Although these tasks are challenging, they are essential for detecting drift in AI models and keeping models up to date.
With the Orchestrait management platform, these cumbersome monitoring processes can be entirely automated.
More specifically, Orchestrait monitors:
- Customer feedback (sharing of accurate and inaccurate instances).
- Performance metrics (such as accuracy over time).
- Activity metrics (such as usage frequency over different periods, days, seasons, etc.).
Of course, detecting drift is only the first step to preserving an AI model. The next step is addressing the drift. For this, Orchestrait is developing over-the-air updates for AI models and the deployment of add-on features.
This allows the Edge AI on users’ Smart Video doorbell and HomeCam products to continuously adapt to changing environments. Thanks to the Orchestrait platform, products can become smarter while avoiding manual monitoring.

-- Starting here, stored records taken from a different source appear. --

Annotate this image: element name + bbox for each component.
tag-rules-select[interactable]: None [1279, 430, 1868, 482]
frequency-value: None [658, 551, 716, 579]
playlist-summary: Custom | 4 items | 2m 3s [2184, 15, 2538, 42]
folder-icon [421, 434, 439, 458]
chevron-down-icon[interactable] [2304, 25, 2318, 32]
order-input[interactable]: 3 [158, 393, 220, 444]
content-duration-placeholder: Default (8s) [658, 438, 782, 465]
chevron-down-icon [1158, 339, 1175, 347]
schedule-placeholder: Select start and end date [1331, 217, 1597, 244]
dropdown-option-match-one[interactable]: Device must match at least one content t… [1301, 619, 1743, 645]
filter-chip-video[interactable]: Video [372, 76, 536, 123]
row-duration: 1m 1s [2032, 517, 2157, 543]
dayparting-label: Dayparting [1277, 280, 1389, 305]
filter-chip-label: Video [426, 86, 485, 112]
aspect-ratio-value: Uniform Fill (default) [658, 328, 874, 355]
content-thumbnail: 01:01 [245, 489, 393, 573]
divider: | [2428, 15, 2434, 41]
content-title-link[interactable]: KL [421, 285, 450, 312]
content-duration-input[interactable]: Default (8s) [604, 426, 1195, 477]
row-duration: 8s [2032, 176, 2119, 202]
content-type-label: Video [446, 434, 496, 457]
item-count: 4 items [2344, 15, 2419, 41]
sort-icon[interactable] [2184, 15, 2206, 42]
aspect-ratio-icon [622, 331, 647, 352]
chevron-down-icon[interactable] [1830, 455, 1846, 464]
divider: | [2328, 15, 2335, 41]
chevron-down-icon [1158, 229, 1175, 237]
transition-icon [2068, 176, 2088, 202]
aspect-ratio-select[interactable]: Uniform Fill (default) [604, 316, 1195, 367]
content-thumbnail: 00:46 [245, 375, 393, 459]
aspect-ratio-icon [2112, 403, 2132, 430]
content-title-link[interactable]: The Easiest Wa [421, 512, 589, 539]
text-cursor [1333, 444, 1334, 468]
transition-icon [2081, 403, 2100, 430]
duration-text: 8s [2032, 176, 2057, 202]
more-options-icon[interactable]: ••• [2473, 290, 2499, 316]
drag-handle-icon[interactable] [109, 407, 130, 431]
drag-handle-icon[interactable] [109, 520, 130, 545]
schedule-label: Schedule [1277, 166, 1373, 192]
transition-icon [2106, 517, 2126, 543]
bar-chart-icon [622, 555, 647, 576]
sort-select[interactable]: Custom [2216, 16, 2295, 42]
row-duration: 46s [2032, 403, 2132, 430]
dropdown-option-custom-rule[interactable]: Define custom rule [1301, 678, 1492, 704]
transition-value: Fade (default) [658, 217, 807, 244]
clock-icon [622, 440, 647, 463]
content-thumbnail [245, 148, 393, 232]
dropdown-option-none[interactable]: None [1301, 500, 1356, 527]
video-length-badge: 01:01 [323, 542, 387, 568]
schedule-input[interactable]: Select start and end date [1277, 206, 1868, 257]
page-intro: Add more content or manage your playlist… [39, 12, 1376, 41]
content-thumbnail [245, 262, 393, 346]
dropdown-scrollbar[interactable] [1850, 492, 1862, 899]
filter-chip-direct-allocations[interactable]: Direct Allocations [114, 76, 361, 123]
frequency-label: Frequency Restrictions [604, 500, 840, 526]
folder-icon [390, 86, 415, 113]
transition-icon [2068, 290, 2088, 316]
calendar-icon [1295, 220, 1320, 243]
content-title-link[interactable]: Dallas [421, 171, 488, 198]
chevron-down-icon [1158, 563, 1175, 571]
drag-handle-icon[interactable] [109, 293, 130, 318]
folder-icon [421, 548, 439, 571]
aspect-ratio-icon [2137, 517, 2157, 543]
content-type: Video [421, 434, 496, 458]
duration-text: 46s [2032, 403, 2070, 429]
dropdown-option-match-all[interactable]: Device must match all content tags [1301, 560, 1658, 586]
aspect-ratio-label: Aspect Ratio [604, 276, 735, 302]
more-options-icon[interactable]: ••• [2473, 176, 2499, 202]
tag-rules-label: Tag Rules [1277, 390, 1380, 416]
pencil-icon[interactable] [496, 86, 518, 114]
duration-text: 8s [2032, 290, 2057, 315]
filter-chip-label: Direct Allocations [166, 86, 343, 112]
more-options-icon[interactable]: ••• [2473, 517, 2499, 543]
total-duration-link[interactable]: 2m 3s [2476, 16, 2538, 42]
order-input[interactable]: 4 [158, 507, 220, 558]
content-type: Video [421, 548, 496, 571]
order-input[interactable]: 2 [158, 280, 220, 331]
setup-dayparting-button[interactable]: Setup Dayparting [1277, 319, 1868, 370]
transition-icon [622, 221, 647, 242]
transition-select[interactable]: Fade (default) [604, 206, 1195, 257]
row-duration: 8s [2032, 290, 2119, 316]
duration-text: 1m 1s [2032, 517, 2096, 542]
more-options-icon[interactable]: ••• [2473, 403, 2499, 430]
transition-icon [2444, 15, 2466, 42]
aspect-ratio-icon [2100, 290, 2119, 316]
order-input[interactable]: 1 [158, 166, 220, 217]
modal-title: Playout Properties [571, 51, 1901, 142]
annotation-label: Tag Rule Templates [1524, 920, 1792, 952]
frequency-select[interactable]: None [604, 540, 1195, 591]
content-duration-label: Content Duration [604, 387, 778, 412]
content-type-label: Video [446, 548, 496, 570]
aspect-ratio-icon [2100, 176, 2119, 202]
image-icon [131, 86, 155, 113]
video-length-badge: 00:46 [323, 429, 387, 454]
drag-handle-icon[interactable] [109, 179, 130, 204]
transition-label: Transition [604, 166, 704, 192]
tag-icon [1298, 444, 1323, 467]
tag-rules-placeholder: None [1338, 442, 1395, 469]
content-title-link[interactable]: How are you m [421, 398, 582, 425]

Additionally, Orchestrait can manage hundreds to millions of cameras and is designed to accommodate applications of all sizes, making it an excellent option for detecting and managing drift on a large scale.
Orchestrait helps ensure quick success for your AI strategy
By streamlining the AI management process, Xailient’s Orchestrait platform makes AI management consistent and repeatable.
Getting the AI management cycle down and effectively taking care of the 4 different types of drift is at the heart of successful AI deployment. Automated drift management helps reduce complexity within the AI lifecycle, allowing companies to reach success sooner.
Ultimately, the Orchestrait platform makes AI management easier, allowing you to catch model degradation early and rapidly deliver more value to your customers.